Disney – Remy’s Recipe (La Recette de Remy)
Note: I usually include a link in the subheading to where you can buy this tea online. But you can’t buy this tea online so I have included a link to Disneyland Paris. I accept that this would be a fairly expensive way to source some tea.)
When my daughter went to Thailand, I asked if she could pick up some tea. Thailand is well-known as a tea-producing nation. Funnily enough, when she went to Disneyland, I didn’t make the same request. Disneyland may be a land with its own historic and unique cultural heritage, but it is not known for its tea.
(Although it does have teacup rides, those don’t even have tea in them. A theme park ride that required you to immerse yourself in scalding hot liquid would be quite the experience.)
And yet. Here we are. My daughter still managed to source some tea for me in the most unprepossessing of tea-purchasing holiday destinations. I present to you Remy from Ratatouille’s Red Berry Flavoured Black Tea. They missed a trick not making this actually ratatouille flavoured but maybe the world isn’t ready for aubergine, tomato and courgette tea yet.
Let’s get the taste part of Remy’s Recipe tea out of the way at the outset. It’s not good. The tea base is flavourless, and there’s not a lot of help coming from the raspberry flavouring, strawberry flavouring, blackberry flavouring, strawberry pieces and hibiscus flowers.
And, yes. The ingredients are listed in that order. How on earth can flavourings be larger in weight than actual fruit and flower pieces?
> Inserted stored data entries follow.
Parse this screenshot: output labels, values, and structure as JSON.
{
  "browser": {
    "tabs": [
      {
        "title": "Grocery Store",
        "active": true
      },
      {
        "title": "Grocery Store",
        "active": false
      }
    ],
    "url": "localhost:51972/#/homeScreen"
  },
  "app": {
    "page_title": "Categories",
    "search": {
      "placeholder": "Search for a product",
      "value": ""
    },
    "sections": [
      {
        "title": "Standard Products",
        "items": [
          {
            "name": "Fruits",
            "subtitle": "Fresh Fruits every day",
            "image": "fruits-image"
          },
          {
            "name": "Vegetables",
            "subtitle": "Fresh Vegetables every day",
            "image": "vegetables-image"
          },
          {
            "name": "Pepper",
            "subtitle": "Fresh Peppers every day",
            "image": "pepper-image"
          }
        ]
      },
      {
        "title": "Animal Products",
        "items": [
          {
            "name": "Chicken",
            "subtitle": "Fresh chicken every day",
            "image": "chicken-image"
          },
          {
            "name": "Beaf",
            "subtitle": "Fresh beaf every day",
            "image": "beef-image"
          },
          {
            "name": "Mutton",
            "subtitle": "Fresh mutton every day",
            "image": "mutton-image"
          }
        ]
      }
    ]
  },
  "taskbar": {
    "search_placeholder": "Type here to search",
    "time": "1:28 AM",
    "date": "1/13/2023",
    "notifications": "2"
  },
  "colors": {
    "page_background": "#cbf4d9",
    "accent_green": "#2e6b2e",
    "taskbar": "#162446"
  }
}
Either there are spoonfuls of flavouring powder in here, or the actual strawberries have been added in near homoeopathic quantities.
Remy’s Recipe tea tastes like some undefined 1970s confectionary. And by golly, I tried to define it because I felt like it reminded me of something very specific, but I couldn’t quite nail it down. I kept foisting cups of Remy’s Recipe tea on fellow Gen Xers to see if they could help. The closest I got was ‘dusty fruit pastille from the bottom of your handbag’.
But such negativity really misses the whole point of this tea. This tea has been devised and produced by Remy the rat from Ratatouille. That’s one hell of a celebrity endorsement. Who needs dusty old nineteenth-century prime ministers with their bergamot blends when we can have a tea honouring the best chef in Paris?
It’s just a shame that while Remy might be a dab paw at soups, omelettes and Confit byaldi, his tea-blending expertise needs a bit more work.
Today’s book pairing is The Day of the Dead Drawing Book by Maddy Brook. Obviously this would have been more appropriate for a Coco-themed tea, but I didn’t have any rat-chef-themed books to hand. And I used a Thumper from Bambi mug as well, so clearly I was just grabbing any vaguely Disney-themed things I had to hand.